En la edición anterior de The Catholic Sun, empezamos nuestra consideración del octavo mandamiento.  Notamos que dar testimonio a la verdad requiere más que no mentir.  También recordamos como los grandes héroes de la fe, los mártires, son conocidos especialmente como testigos fieles siguiendo el modelo de Jesús. 

En la Segunda Parte, examinaremos con más de-talle algunas de las ofensas en contra de la verdad con las que nos enfrentaremos frecuentemente hoy día. Miraremos las grandes mentiras que oscurecen a la sociedad y que traen una “Cultura de Muerte.” En la Tercera Parte, en la próxima edición de The Catholic Sun, consideraremos los pequeños engaños que poco a poco corrompen el corazón. 

Mentiras grandes en la sociedad de hoy

El Papa Juan Pablo II nos advirtió sobre la “Cultura de Muerte” que se impuso de  manera tan subrepticia en el siglo 20 y hasta el 21.  Quizás nadie personifica la “Cultura de Muerte” más completamente que el líder de los Nazis, Adolfo Hitler.  En su libro infame Mein Kampf, él razonó que una mentira grande es más eficaz que una pequeña.  Mientras más grande sea la mentira, más eficaz se hace, mantuvo él.  Luego, basado en mentiras como la de la superioridad de la raza Aria y la inferioridad de los Judíos y los Gitanos, él se propuso a controlar el mundo entero.  

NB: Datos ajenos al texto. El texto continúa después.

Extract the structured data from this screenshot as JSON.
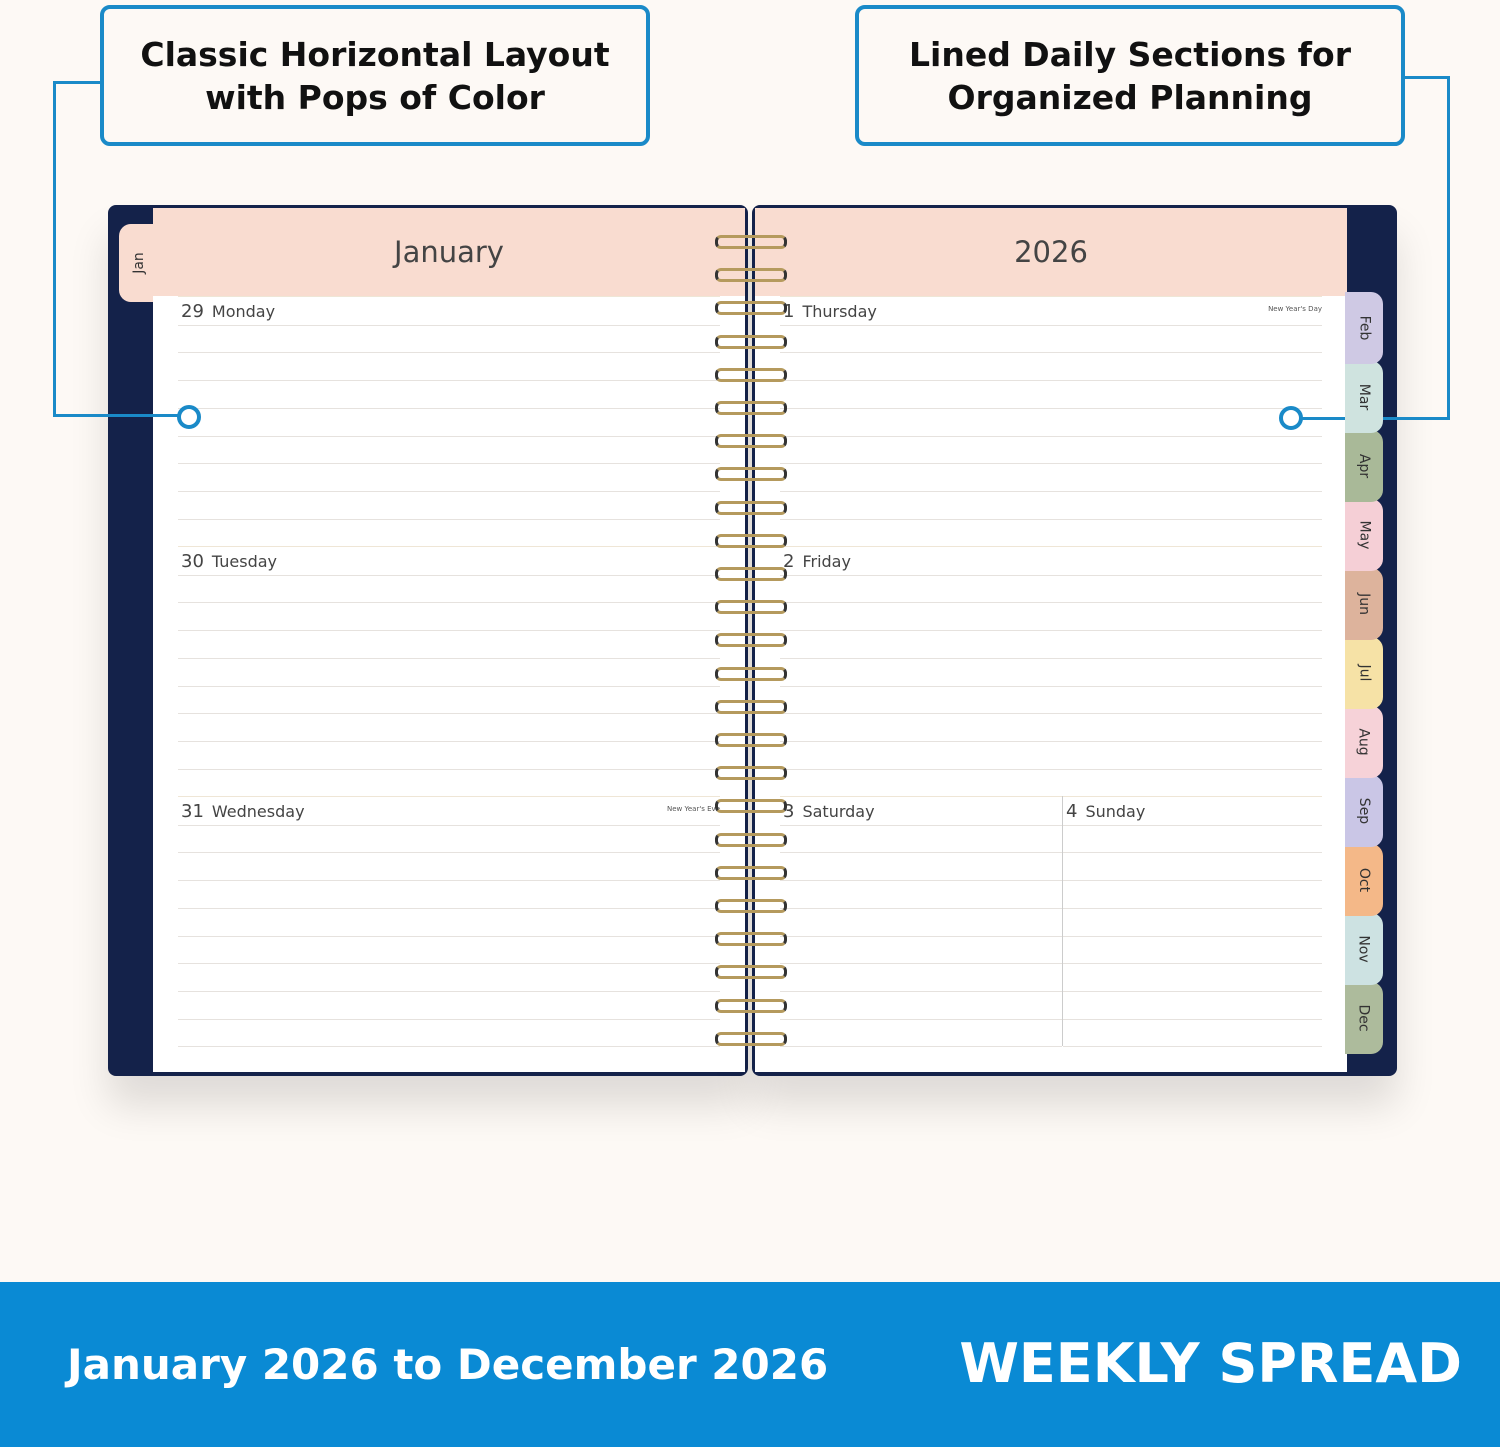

 Aunque Hitler no triunfó y sabemos sin duda que Cristo ha conquistado el pecado y la muerte, definitivamente venciendo la falsedad y el odio, no debemos de olvidar los engaños de Satanás, el padre de las mentiras, mientras él continua en vano su lucha en contra del Reino de Dios.  La manifestación más patente de la obra del diablo en nuestro tiempo se encuentra en la “Cultura de Muerte” la cual está edificada sobre mentiras inventadas de una manera astuta, muchas veces escondidas en ambigüedad.

Lenguaje ambigüo

La cultura de muerte avanza por medio del uso incorrecto y astuto del lenguaje lo cual  hace más difícil que la gente distinga lo bueno y lo malo, incluso cuando amenaza la vida humana. Con respecto a esto, Juan Pablo II escribió en su encíclica Evangelium Vitae (#58) “Ante una situación tan grave, se requiere más que nunca el valor de mirar de frente a la verdad y de llamar a las cosas por su nombre, sin ceder a compromisos de conveniencia o a la tentación de autoengaño…Precisamente en el caso del aborto se percibe la difusión de una terminología ambigua, como la de ‘interrupción del embarazo,’ que tiende a ocultar su verdadera naturaleza y a atenuar su gravedad en la opinión pública. Quizás este mismo fenómeno lingüístico sea síntoma de un malestar de las conciencias. Pero ninguna palabra puede cambiar la realidad de las cosas: el aborto procurado es la eliminación deliberada y directa, como quiera que se realice, de un ser humano en la fase inicial de su existencia, que va de la concepción al nacimiento.”

De manera similar, un uso incorrecto del lenguaje es empleado frecuentemente hoy día para atacar la institución del matrimonio y para justificar los actos homosexuales.  Hablando de este problema antes de ser elegido como sucesor de San Pedro, el Papa Benedicto XVI (en aquel tiempo el Cardenal Ratzinger), emitió la Instrucción a la Congregación de la Doctrina para la Fe titulada “La atención pastoral a las personas homosexuales.”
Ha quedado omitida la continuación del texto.